Elayne s’attendait à la question. C’était l’une de celles à laquelle on lui avait dit de réfléchir. Choisir une vertu parmi beaucoup d’autres n’avait pas été facile, mais elle avait sa réponse toute prête. Quand elle parla, des flots de saidar se tissèrent entre elle et Aviendha, et aucun son ne sortit de sa bouche ni de celle d’Aviendha. Machinalement, son esprit écarta le tissage ; même en cet instant, essayer d’apprendre faisait autant partie d’elle-même que la couleur de ses yeux. Les tissages s’évanouirent comme ses lèvres se refermaient.
— Aviendha est si fière, si sûre d’elle. Elle ne se soucie pas de ce qu’on pense. Elle est celle qu’elle veut être, s’entendit déclarer Elayne, tandis que les paroles d’Aviendha devenaient audibles, elles aussi.
— Même quand Elayne a peur au point que sa bouche se dessèche, son esprit ne plie pas. C’est la personne la plus brave que j’aie jamais connue.
Elayne fixa son amie, médusée. Aviendha la trouvait brave ? Par la Lumière, elle n’était pas lâche, certes, mais brave ? Curieusement, Aviendha la fixait aussi, incrédule.

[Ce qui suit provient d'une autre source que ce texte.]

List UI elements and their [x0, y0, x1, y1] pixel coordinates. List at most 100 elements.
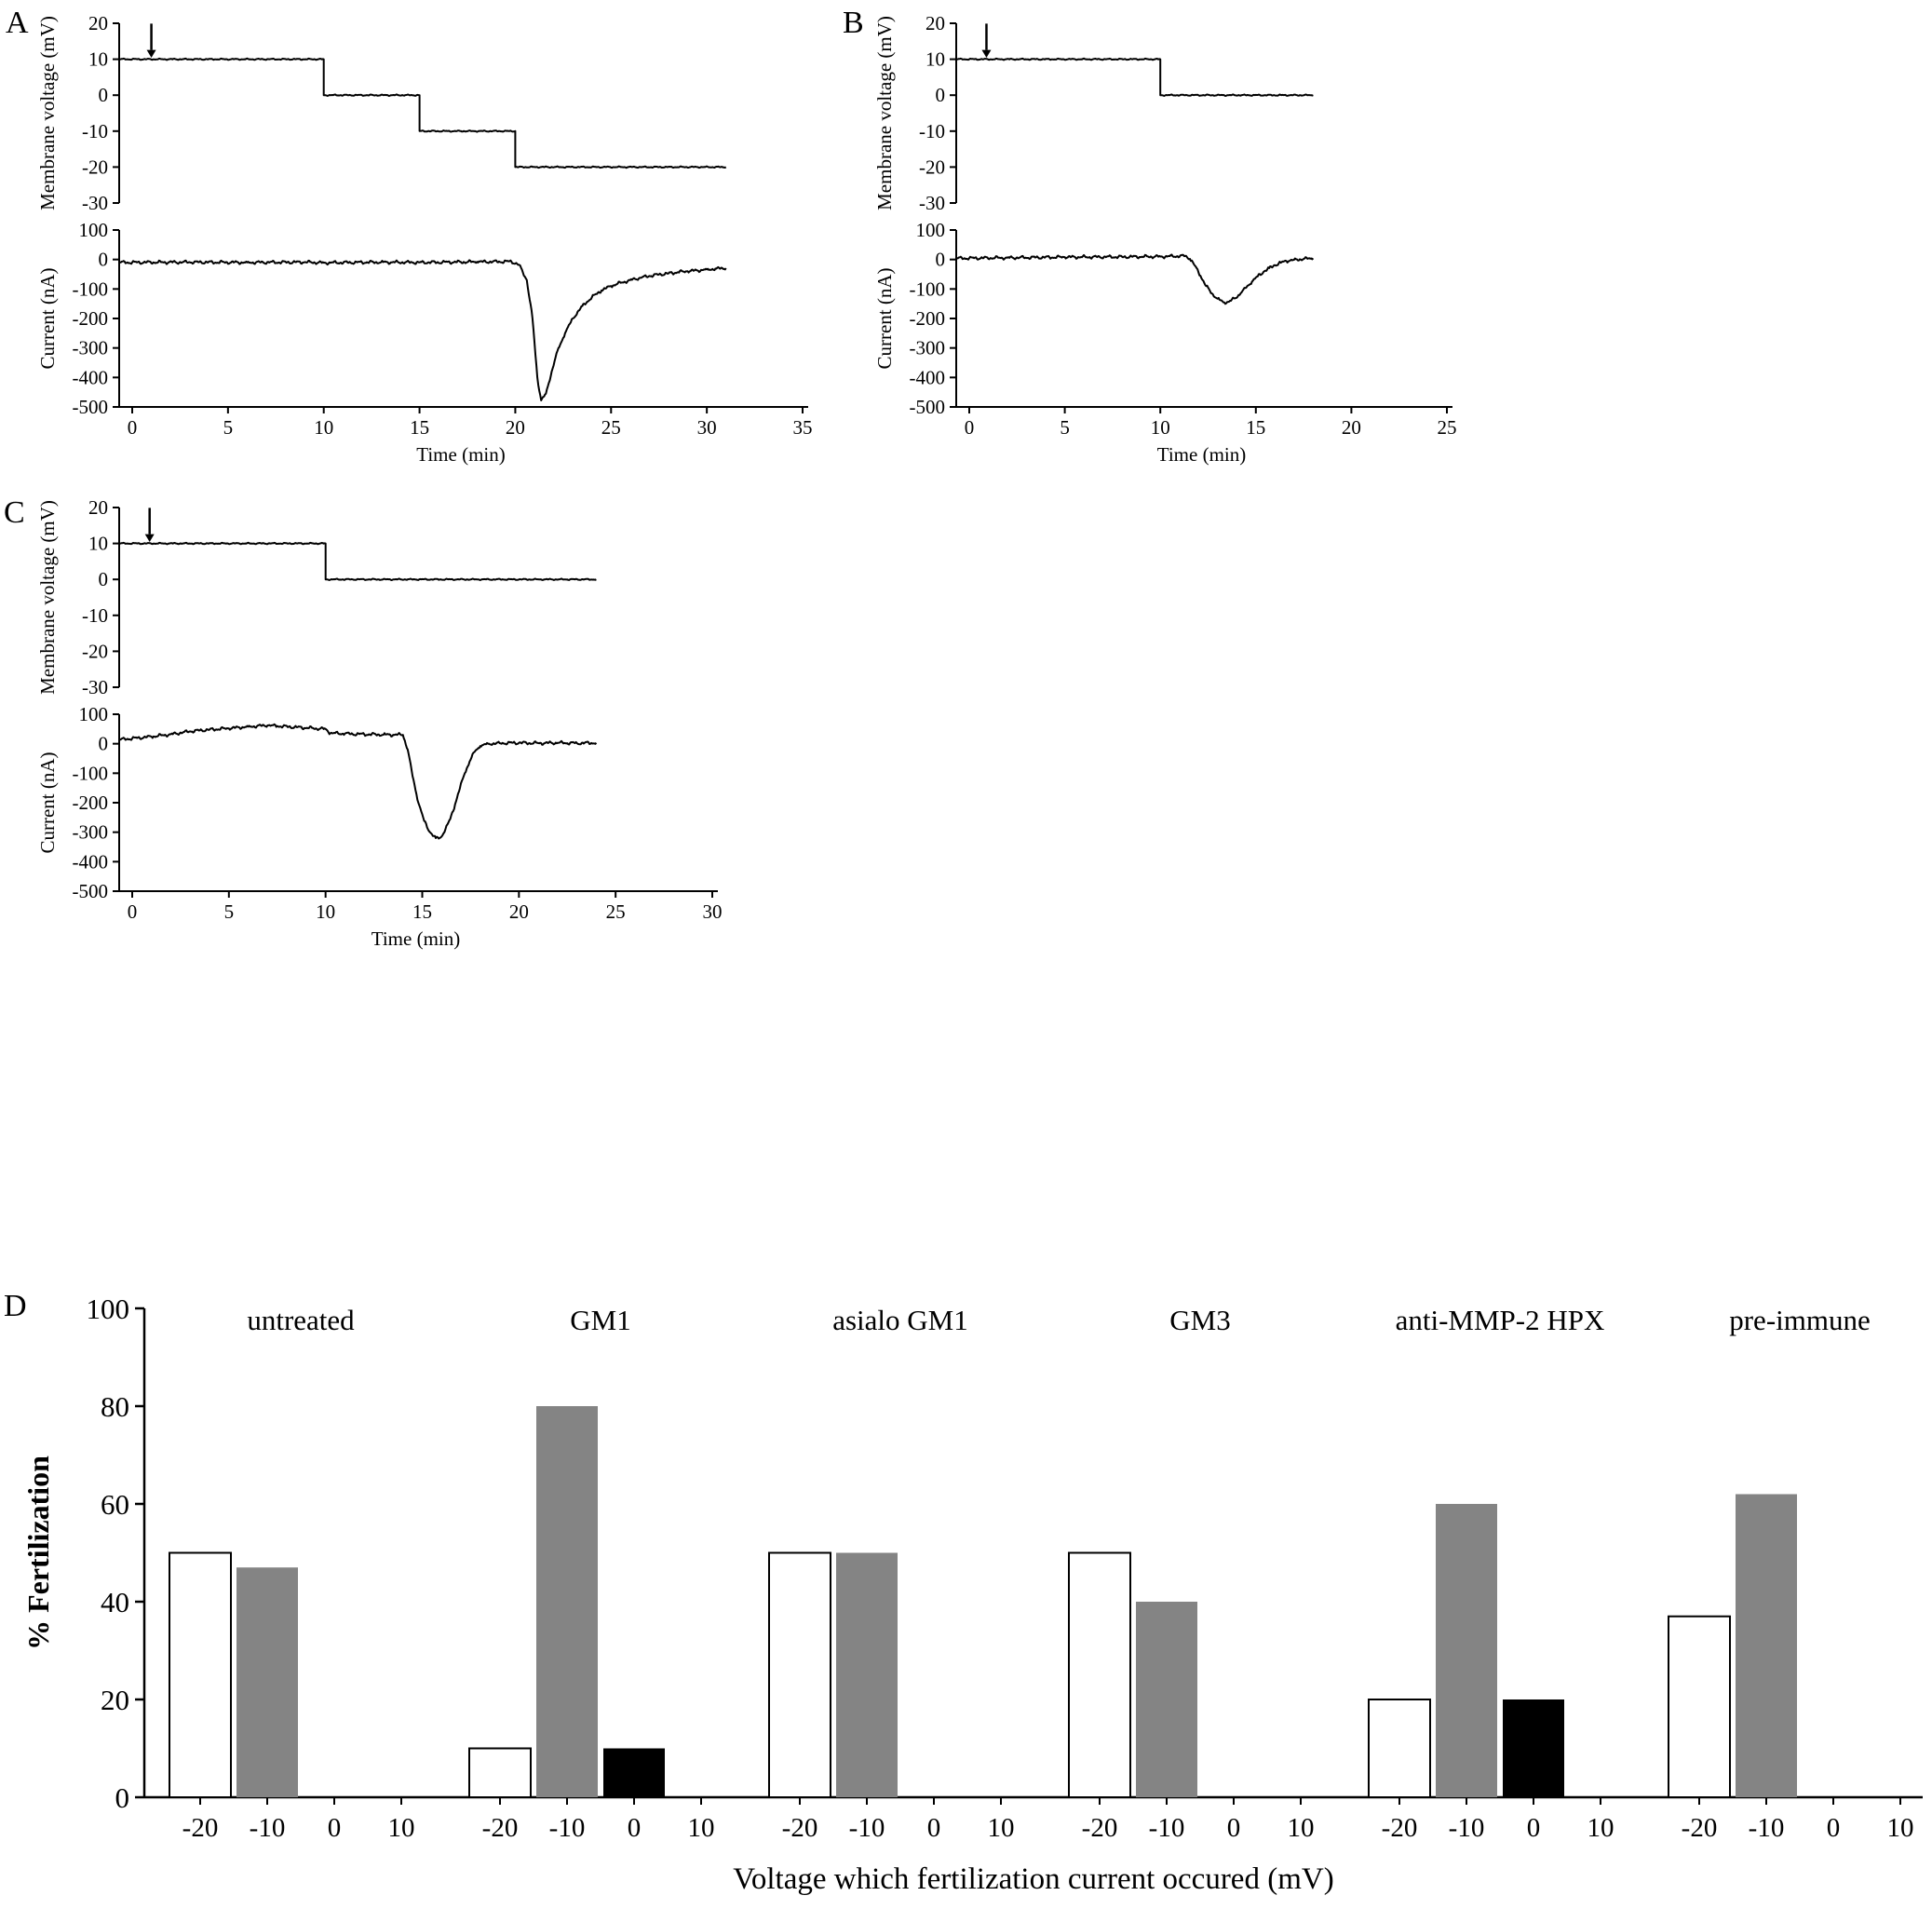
- group-label: GM3: [1169, 1304, 1230, 1336]
- x-tick-label: -20: [182, 1813, 219, 1843]
- y-tick-label: 10: [925, 48, 945, 71]
- bar-black: [603, 1748, 665, 1797]
- y-tick-label: 100: [87, 1293, 130, 1325]
- y-tick-label: -10: [82, 120, 108, 142]
- bar-white: [1668, 1615, 1731, 1798]
- x-tick-label: -10: [849, 1813, 885, 1843]
- y-tick-label: -200: [73, 792, 109, 814]
- x-tick-label: 10: [1587, 1813, 1615, 1843]
- current-axis-label: Current (nA): [36, 267, 59, 369]
- x-tick-label: -10: [1749, 1813, 1785, 1843]
- down-arrow-head-icon: [146, 49, 156, 59]
- y-tick-label: -10: [919, 120, 945, 142]
- x-tick-label: 30: [697, 416, 717, 439]
- group-label: anti-MMP-2 HPX: [1396, 1304, 1605, 1336]
- y-tick-label: -30: [919, 192, 945, 214]
- y-tick-label: -400: [73, 850, 109, 873]
- fertilization-current-trace: [119, 259, 727, 401]
- x-tick-label: -10: [1449, 1813, 1485, 1843]
- current-axis-label: Current (nA): [36, 751, 59, 853]
- x-tick-label: -20: [482, 1813, 519, 1843]
- y-tick-label: 40: [101, 1586, 129, 1618]
- y-tick-label: -400: [73, 366, 109, 388]
- x-tick-label: 10: [316, 900, 335, 923]
- membrane-voltage-trace: [956, 57, 1314, 97]
- x-tick-label: 15: [412, 900, 432, 923]
- y-tick-label: -400: [910, 366, 946, 388]
- x-tick-label: 0: [128, 416, 138, 439]
- x-tick-label: 25: [1438, 416, 1457, 439]
- y-tick-label: -30: [82, 192, 108, 214]
- y-tick-label: -100: [73, 278, 109, 300]
- bar-white: [468, 1747, 532, 1798]
- bar-gray: [1436, 1504, 1497, 1797]
- current-axis-label: Current (nA): [873, 267, 896, 369]
- x-tick-label: 20: [1342, 416, 1361, 439]
- bar-gray: [1136, 1602, 1197, 1797]
- x-tick-label: 20: [506, 416, 525, 439]
- y-tick-label: 20: [88, 496, 108, 519]
- bar-white: [1068, 1551, 1131, 1798]
- bar-white: [1368, 1699, 1431, 1798]
- y-tick-label: -300: [910, 337, 946, 359]
- x-axis-label: Time (min): [416, 443, 505, 466]
- y-tick-label: -100: [910, 278, 946, 300]
- x-tick-label: -20: [1382, 1813, 1418, 1843]
- bar-white: [169, 1551, 232, 1798]
- x-tick-label: 0: [628, 1813, 642, 1843]
- x-tick-label: -10: [549, 1813, 586, 1843]
- down-arrow-head-icon: [144, 534, 155, 543]
- x-tick-label: 10: [1288, 1813, 1315, 1843]
- x-tick-label: 10: [388, 1813, 415, 1843]
- y-tick-label: -10: [82, 604, 108, 627]
- y-tick-label: 80: [101, 1390, 129, 1423]
- y-tick-label: 10: [88, 533, 108, 555]
- x-tick-label: 10: [1151, 416, 1170, 439]
- x-tick-label: -20: [1082, 1813, 1118, 1843]
- y-tick-label: 10: [88, 48, 108, 71]
- y-tick-label: 20: [925, 12, 945, 34]
- panel-b: B 20 10 0 -10 -20 -30 Membrane voltage (mV) 100…: [831, 0, 1474, 480]
- y-tick-label: -100: [73, 762, 109, 784]
- y-tick-label: 20: [88, 12, 108, 34]
- y-tick-label: 0: [99, 733, 109, 755]
- y-tick-label: 0: [115, 1781, 130, 1814]
- x-tick-label: 0: [128, 900, 138, 923]
- y-tick-label: 0: [99, 568, 109, 590]
- x-tick-label: 0: [965, 416, 975, 439]
- fertilization-current-trace: [956, 253, 1315, 305]
- voltage-axis-label: Membrane voltage (mV): [36, 500, 59, 695]
- group-label: pre-immune: [1729, 1304, 1871, 1336]
- x-tick-label: 25: [601, 416, 621, 439]
- membrane-voltage-trace: [119, 541, 597, 581]
- down-arrow-head-icon: [981, 49, 992, 59]
- y-tick-label: 0: [936, 84, 946, 106]
- x-tick-label: 5: [1060, 416, 1070, 439]
- bar-white: [768, 1551, 831, 1798]
- panel-a: A 20 10 0 -10 -20 -30 Membrane voltage (mV) 100…: [0, 0, 829, 480]
- x-tick-label: 20: [509, 900, 529, 923]
- y-axis-label: % Fertilization: [21, 1455, 55, 1650]
- x-tick-label: 15: [410, 416, 429, 439]
- bar-gray: [1736, 1494, 1797, 1797]
- bar-black: [1503, 1699, 1564, 1797]
- panel-label-d: D: [4, 1289, 27, 1323]
- x-tick-label: 10: [688, 1813, 715, 1843]
- y-tick-label: 0: [99, 84, 109, 106]
- y-tick-label: -500: [73, 880, 109, 902]
- y-tick-label: -200: [910, 307, 946, 330]
- y-tick-label: -300: [73, 821, 109, 844]
- x-tick-label: 5: [224, 900, 235, 923]
- y-tick-label: -200: [73, 307, 109, 330]
- y-tick-label: 100: [79, 703, 109, 725]
- x-axis-label: Time (min): [1157, 443, 1246, 466]
- group-label: untreated: [247, 1304, 355, 1336]
- panel-label-c: C: [4, 495, 25, 530]
- x-tick-label: 10: [988, 1813, 1015, 1843]
- y-tick-label: -20: [82, 640, 108, 662]
- panel-c: C 20 10 0 -10 -20 -30 Membrane voltage (mV) 100…: [0, 484, 745, 964]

— Le courage est un puits, dit Viendre à l’oreille d’Aviendha, et profond parfois. Profonds ou non, il arrive que les puits se tarissent, même s’ils se remplissent de nouveau plus tard. Vous affronterez ce que vous ne pouvez pas affronter. Votre colonne vertébrale tournera en gelée, et votre courage tant vanté vous laissera sanglotantes dans la poussière. Ce jour viendra.
À son ton, on aurait dit qu’elle désirait être là pour assister à la scène. Elayne hocha sèchement la tête.
Elle savait tout sur la colonne vertébrale tournant en gelée ; elle luttait tous les jours pour s’en préserver, lui semblait-il.
Tamela parlait à Aviendha d’un ton presque aussi convaincu que Viendre.
— Le ji’e’toh vous lie comme des cercles d’acier. Pour le ji, vous faites exactement ce qu’on attend de vous. Pour le toh, si c’est nécessaire, vous vous abaisserez et vous ramperez sur le ventre. Parce que, à vos yeux, rien n’est plus important que ce qu’on pense de vous.
Elayne faillit en rester bouche bée. C’était dur, et injuste. Elle savait quelque chose du ji’e’toh, mais Aviendha n’était pas comme ça. Pourtant, Aviendha acquiesçait de la tête, comme elle tout à l’heure. Acceptation impatiente de ce qu’elle savait déjà.
— Beaux traits de caractère à admirer chez une première-sœur, dit Monaelle, retroussant son châle jusqu’à ses coudes, mais qu’est-ce que vous trouvez de pire en elle ?
Elayne déplaça ses genoux glacés, et s’humecta les lèvres avant de répondre. Elle redoutait cette question. Pas simplement à cause de l’avertissement de Monaelle. Aviendha avait dit qu’elles devaient parler vrai. Devaient, sinon, que valait cette sororité ? De nouveau, les tissages retinrent captives leurs paroles jusqu’à ce qu’elles aient fini de parler.
— Aviendha…, commença Elayne, soudain hésitante. Elle… elle pense que la violence est toujours la solution. Parfois, elle ne réfléchit pas plus loin que sa dague. Parfois, elle ressemble à un garçon qui ne veut pas grandir !
— Elayne pense que…, commença la voix d’Aviendha, puis elle déglutit et poursuivit précipitamment : Elle sait qu’elle est très belle, et elle connaît le pouvoir que cela lui donne sur les hommes. Parfois, elle découvre la moitié de sa poitrine, et elle sourit pour faire faire ce qu’elle veut aux hommes.